This was the plan that helped me shed 25 pounds a few years ago. I remembered that fact well, but not the part about how miserable and mean I got while following it. This time, I could only stay on the diet for a day.

Next up, a reasonable plan—Weight Watchers. Although I hear they’ve tweaked the approach recently, I’ve followed it enough times to know the basics. Stick with it, and the weight comes off— about as quickly as we got Osama bin Laden. I didn’t have 10 years. I didn’t even have 10 weeks.

So what did I do? Resolved every morning to limit my calories. Then, around 3 p.m., I’d tell myself that tomorrow I would be “really good” to make up for the chips, Skittles or cake I was about to eat.

Repeat, repeat, repeat—until MAYDAY when I stepped on the scale and the number was exactly the same ... down to the tenth. I stepped on again, figuring it would drop as it often does. Instead, it shot up to the next whole number.

Two thoughts entered my mind: “Gross.” And: “I want Arby’s.”

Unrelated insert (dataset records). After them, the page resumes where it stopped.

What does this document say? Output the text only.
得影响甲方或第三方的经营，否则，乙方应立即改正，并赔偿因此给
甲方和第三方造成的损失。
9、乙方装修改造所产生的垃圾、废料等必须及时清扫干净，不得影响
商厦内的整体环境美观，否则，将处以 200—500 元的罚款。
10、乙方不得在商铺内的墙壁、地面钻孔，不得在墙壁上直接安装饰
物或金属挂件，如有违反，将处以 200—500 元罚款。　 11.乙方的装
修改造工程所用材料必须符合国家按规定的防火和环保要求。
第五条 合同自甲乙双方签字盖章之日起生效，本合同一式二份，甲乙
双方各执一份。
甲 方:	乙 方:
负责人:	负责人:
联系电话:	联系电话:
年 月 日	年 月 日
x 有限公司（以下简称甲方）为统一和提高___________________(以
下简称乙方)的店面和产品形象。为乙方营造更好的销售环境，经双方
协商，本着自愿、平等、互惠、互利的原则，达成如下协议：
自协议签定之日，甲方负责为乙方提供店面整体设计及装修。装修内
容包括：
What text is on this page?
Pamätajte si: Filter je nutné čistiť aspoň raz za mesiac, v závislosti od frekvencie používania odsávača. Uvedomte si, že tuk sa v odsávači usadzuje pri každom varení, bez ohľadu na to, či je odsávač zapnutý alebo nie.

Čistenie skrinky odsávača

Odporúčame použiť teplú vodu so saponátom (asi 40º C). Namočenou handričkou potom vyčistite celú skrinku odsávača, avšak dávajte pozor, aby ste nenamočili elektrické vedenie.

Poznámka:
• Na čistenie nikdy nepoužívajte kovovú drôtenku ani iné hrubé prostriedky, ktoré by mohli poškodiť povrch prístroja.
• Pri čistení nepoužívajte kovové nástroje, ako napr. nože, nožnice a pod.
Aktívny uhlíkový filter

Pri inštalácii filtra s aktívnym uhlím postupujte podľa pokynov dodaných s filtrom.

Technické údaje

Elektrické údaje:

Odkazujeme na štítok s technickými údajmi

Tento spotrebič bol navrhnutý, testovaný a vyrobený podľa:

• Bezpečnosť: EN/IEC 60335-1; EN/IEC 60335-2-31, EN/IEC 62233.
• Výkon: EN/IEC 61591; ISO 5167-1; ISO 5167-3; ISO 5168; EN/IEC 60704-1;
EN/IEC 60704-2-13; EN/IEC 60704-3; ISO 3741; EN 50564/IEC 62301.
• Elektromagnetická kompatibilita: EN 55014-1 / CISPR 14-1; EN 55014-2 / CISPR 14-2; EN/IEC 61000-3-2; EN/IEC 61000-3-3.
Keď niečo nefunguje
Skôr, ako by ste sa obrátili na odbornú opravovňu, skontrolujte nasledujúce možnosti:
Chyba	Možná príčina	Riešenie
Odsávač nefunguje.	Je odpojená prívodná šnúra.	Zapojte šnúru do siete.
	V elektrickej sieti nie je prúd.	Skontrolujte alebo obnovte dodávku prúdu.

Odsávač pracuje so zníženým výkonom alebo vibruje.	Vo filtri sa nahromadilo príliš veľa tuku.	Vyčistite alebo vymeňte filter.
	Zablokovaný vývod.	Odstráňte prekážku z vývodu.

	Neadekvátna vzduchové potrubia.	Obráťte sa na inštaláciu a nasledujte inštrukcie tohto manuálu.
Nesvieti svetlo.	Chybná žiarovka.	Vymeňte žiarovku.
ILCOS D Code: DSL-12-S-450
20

I told my husband I was heading off for my swimsuit shopping trip. Target would be overwhelming if I didn’t first stop for a beef and cheddar, I told myself. So I gobbled one up and regained a bit of self-respect.

How is that possible? Well, I only ate one curly fry from my combo order. That is like the Pope saying only one prayer when he’s carrying a rosary. My improving self-esteem propelled me past the bikinis at Target and onto the tankinis, a wise recommendation by the hubby before I left home. A long, separate top could cover my tummy without clinging, and miracles of miracles, Target, where I always like the stock until I actually try it on my body, had a complementary style. It was black with a 1950s look—thick straps, a bit of a sweetheart neckline and concealing bunches of fabric. I kept my eyes up and centered on the top, instead of down and lingering on my cottage cheese legs.

It’s the lumps that’ll kill you, and they were my downfall when I headed to Megs Swimwear in Virginia Beach. I’ve long admired its selection and helpful staff and had such high hopes for finding another suit there. I pulled dozens of options in fun colors and styles, brushed my hair and reapplied lipstick to feel my best, and then I looked—not at my legs, but another woman’s. She was younger, cuter and fitter than me, and she had cellulite. I could see it, and that meant everyone could see mine, too. Popping into my head again was that word: “Gross!”

I couldn’t get past the sight of my legs at Megs. Lucky for me, though, my highly critical 11-year-old daughter and gentler-although-always-honest husband could when I modeled my one purchase at home: “I like it,” said the daughter. “It’s cute,” said the husband. “I’ve been cursed with no dedication,” said me, “yet blessed with a partially blind family.”